Reporter: So, joining me now to talk more about online education and that of English language long-distance learning, is Andrew Shewbart of ALO7. He’s the Executive Vice President. A very good morning to you, Andrew, and thank you for joining us today. What we know is that your company was founded in 2004. You have fifteen million registered users and over one thousand training school partners. Now, online education learning English is a very big market, something like $24 billion in China and expected to grow 20% annually. What is your outlook on the business?
Andrew: Children ages 0–14 in China already number more than 240 million and with the relaxation of the one-child policy in 2016—they introduced a two-child policy—I think that the market’s only going to expand. As parents are more willing to have their children study online, I think the market is very, very rosy. You have parents that are quite savvy and really care about education and are willing to invest money into their children’s education and their future.
Reporter: Now ALO7 isn’t the only player in this market, of course. It’s very crowded. You have a competitor rival, VIP Kid. What they do is they have live-streaming English language courses taught by teachers in North America. What kind of courses, or curriculum, do you guys have to offer?
Andrew: So, we offer our own proprietary curriculum as well as do some customization for our clients as well. We’re a B2B player, so there are about fifty thousand different training institutes here in China, dominated by regional players, and those are my customers. So, I actually offer online classes to my regional customers in order for them to compete with those B2C offerings that you’re talking about.
Reporter: Now we’re here in a TMT (Technology, Media & Telecoms) conference: how is technology going online—we’re talking about artificial intelligence and virtual reality—how is that changing what you do in education? Is there a part in that?

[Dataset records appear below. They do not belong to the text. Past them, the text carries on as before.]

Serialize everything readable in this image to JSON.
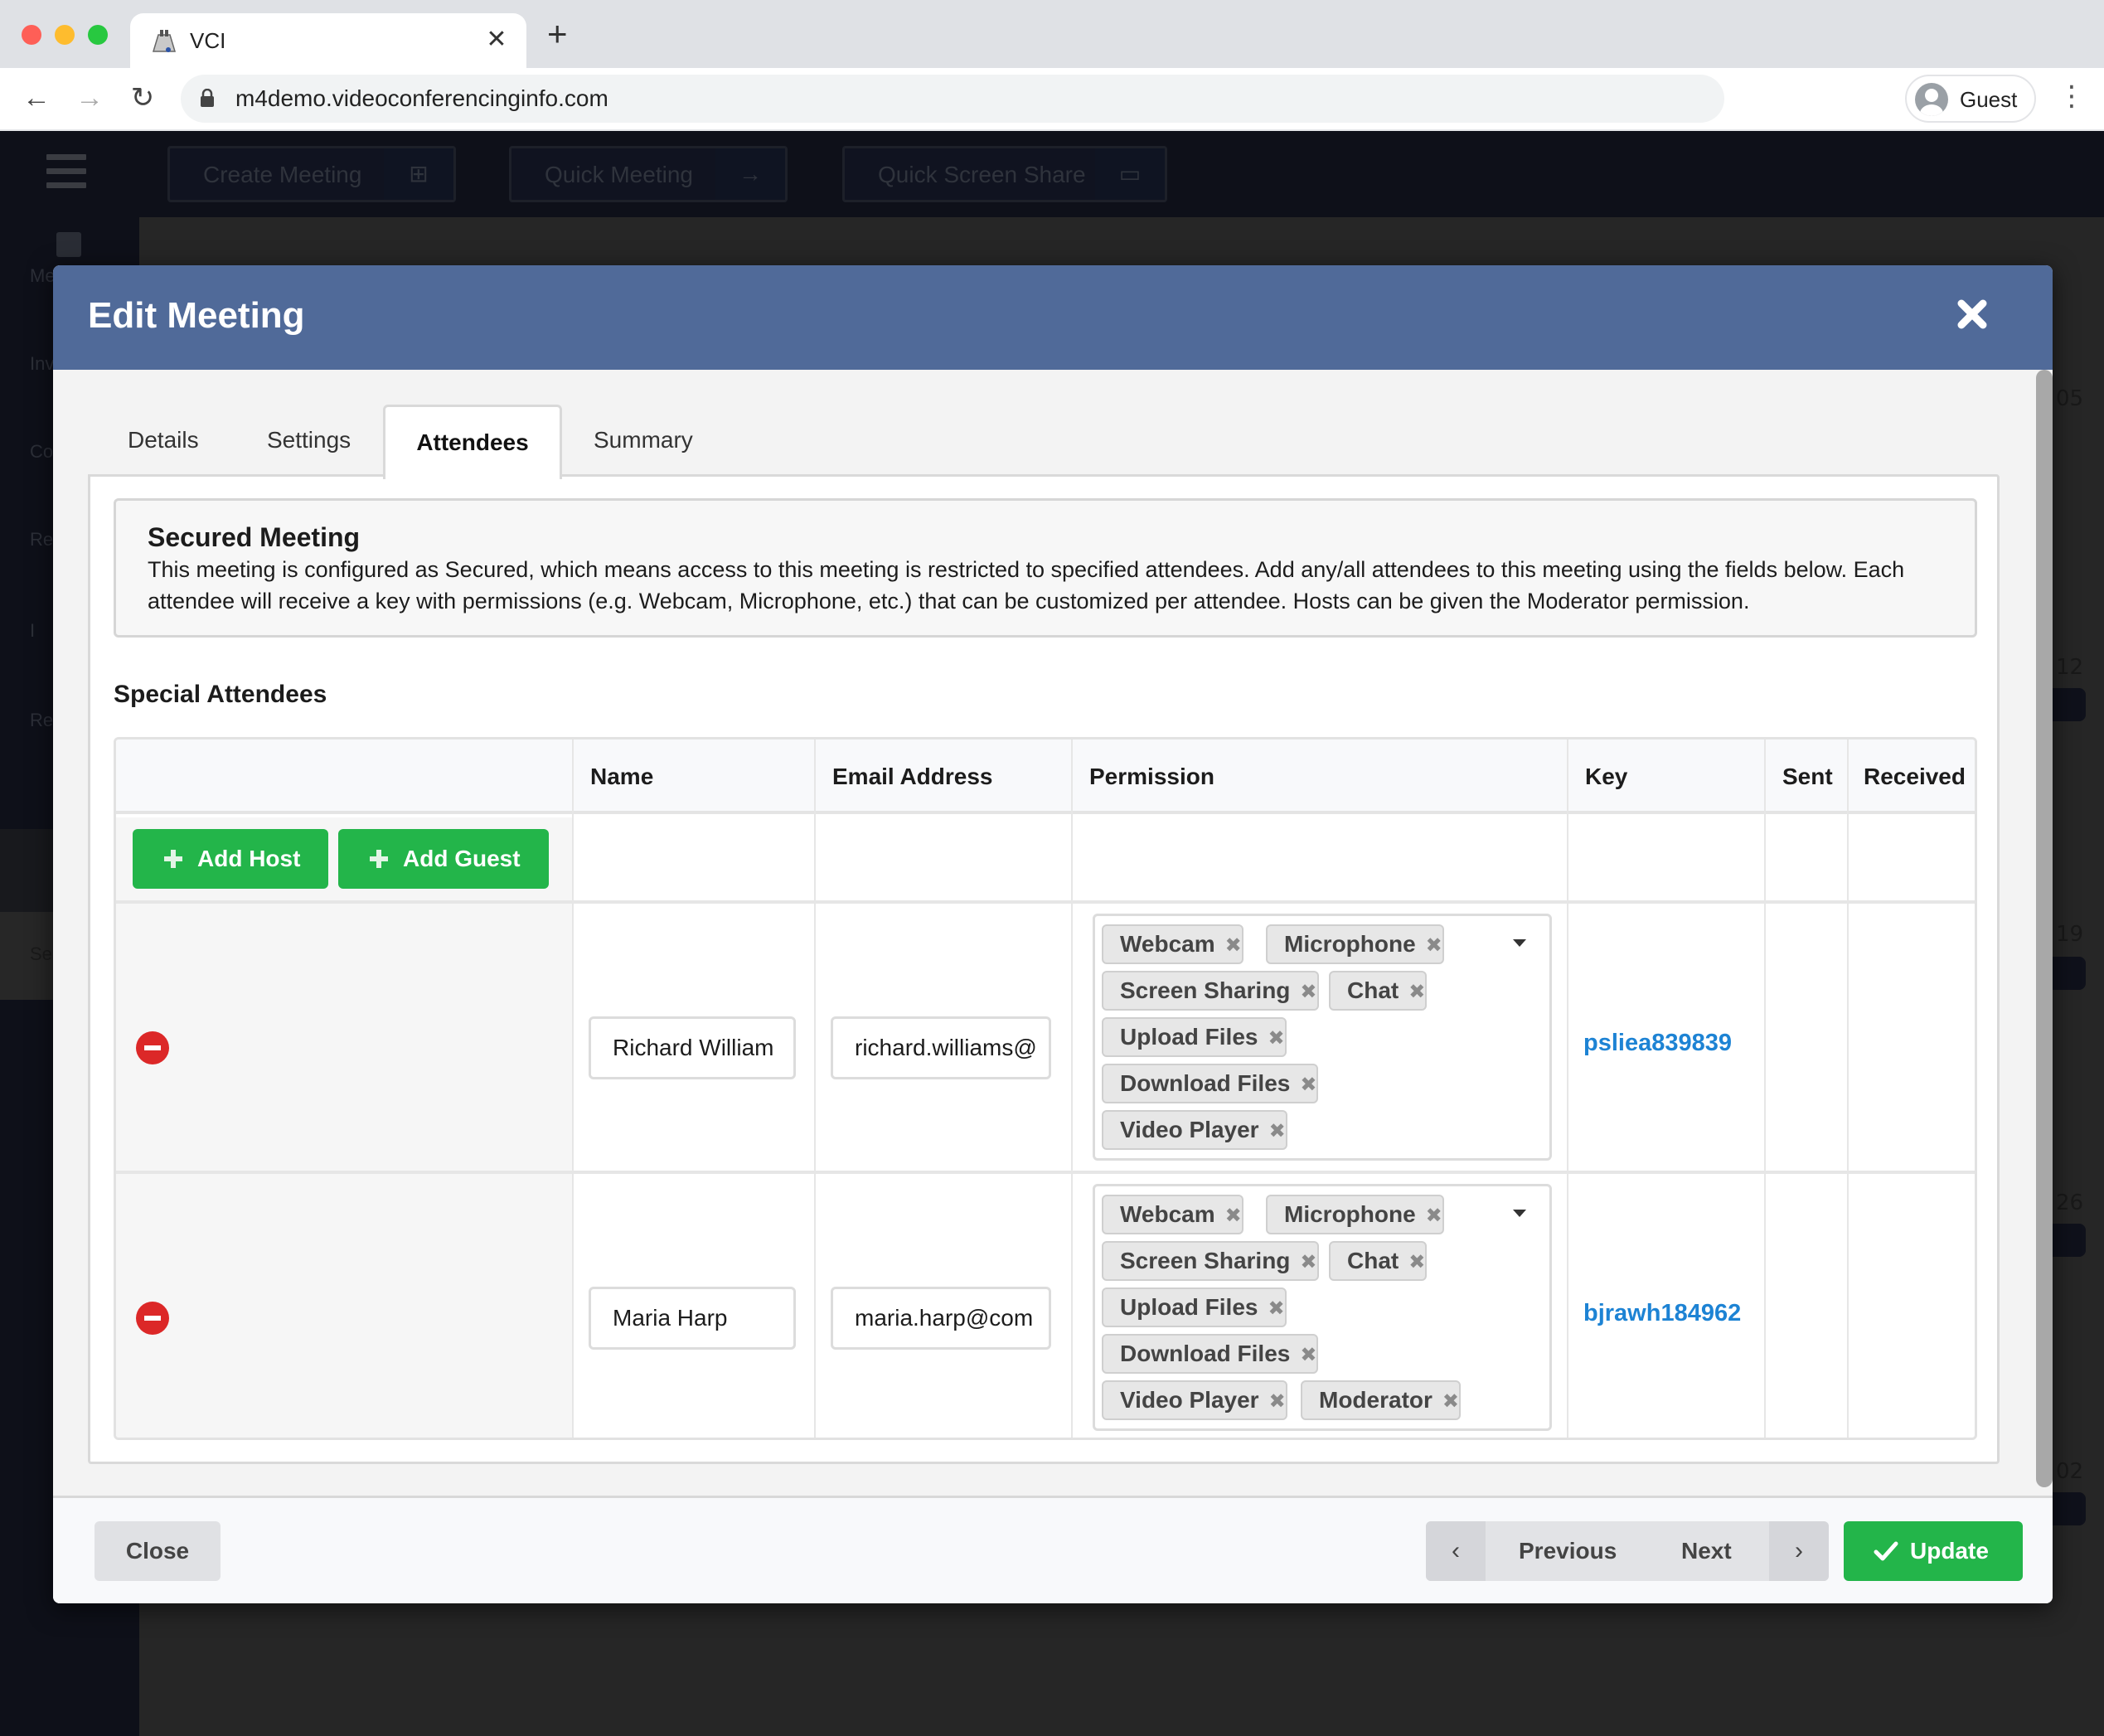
{
  "browser": {
    "tab_title": "VCI",
    "tab_close_glyph": "✕",
    "new_tab_glyph": "+",
    "url": "m4demo.videoconferencinginfo.com",
    "profile_name": "Guest",
    "nav": {
      "back": "←",
      "forward": "→",
      "reload": "↻",
      "menu": "⋮"
    }
  },
  "app": {
    "actions": [
      {
        "label": "Create Meeting",
        "icon": "calendar-plus-icon",
        "glyph": "⊞"
      },
      {
        "label": "Quick Meeting",
        "icon": "arrow-right-icon",
        "glyph": "→"
      },
      {
        "label": "Quick Screen Share",
        "icon": "monitor-icon",
        "glyph": "▭"
      }
    ],
    "sidebar": [
      {
        "label": "Me"
      },
      {
        "label": "Inv"
      },
      {
        "label": "Co"
      },
      {
        "label": "Rec"
      },
      {
        "label": "I"
      },
      {
        "label": "Re"
      },
      {
        "label": "Se"
      }
    ],
    "calendar_dates": [
      "05",
      "12",
      "19",
      "26",
      "02"
    ]
  },
  "modal": {
    "title": "Edit Meeting",
    "tabs": [
      {
        "label": "Details",
        "active": false
      },
      {
        "label": "Settings",
        "active": false
      },
      {
        "label": "Attendees",
        "active": true
      },
      {
        "label": "Summary",
        "active": false
      }
    ],
    "notice": {
      "title": "Secured Meeting",
      "text": "This meeting is configured as Secured, which means access to this meeting is restricted to specified attendees. Add any/all attendees to this meeting using the fields below. Each attendee will receive a key with permissions (e.g. Webcam, Microphone, etc.) that can be customized per attendee. Hosts can be given the Moderator permission."
    },
    "section_title": "Special Attendees",
    "table": {
      "columns": [
        "",
        "Name",
        "Email Address",
        "Permission",
        "Key",
        "Sent",
        "Received"
      ],
      "add_host_label": "Add Host",
      "add_guest_label": "Add Guest",
      "rows": [
        {
          "name": "Richard Williams",
          "name_visible": "Richard William",
          "email_visible": "richard.williams@",
          "permissions": [
            "Webcam",
            "Microphone",
            "Screen Sharing",
            "Chat",
            "Upload Files",
            "Download Files",
            "Video Player"
          ],
          "key": "psliea839839",
          "sent": "",
          "received": ""
        },
        {
          "name": "Maria Harp",
          "name_visible": "Maria Harp",
          "email_visible": "maria.harp@com",
          "permissions": [
            "Webcam",
            "Microphone",
            "Screen Sharing",
            "Chat",
            "Upload Files",
            "Download Files",
            "Video Player",
            "Moderator"
          ],
          "key": "bjrawh184962",
          "sent": "",
          "received": ""
        }
      ],
      "chip_remove_glyph": "✖"
    },
    "footer": {
      "close_label": "Close",
      "previous_label": "Previous",
      "next_label": "Next",
      "prev_arrow": "‹",
      "next_arrow": "›",
      "update_label": "Update"
    }
  },
  "colors": {
    "modal_header": "#506a99",
    "primary_green": "#23b54a",
    "remove_red": "#dc2828",
    "key_link": "#1d83d4"
  }
}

Andrew: What you find with those regional players, as I mentioned before, is that they’re really good at teaching, but they don’t really have a big technology or an R&D (Research and Development) department, and so that’s what we do. We have more than three hundred people based in Shanghai. Many of them are engineers or content developers, and we leverage AI for computer adaptive assessment testing. You know, not every seven-year-old child—I heard you speaking about your son earlier, his English level is probably different than someone else’s, right? So, the assessment allows you to properly place them in the content that they need. And speaking of content, our content was nominated for a CODiE AWARD, which is one of the internationally-renowned education and technology awards, and we’re the first—and only—Chinese company that’s ever been nominated for that. So, I think we have a strong position to help our offline partners to increase and to grow.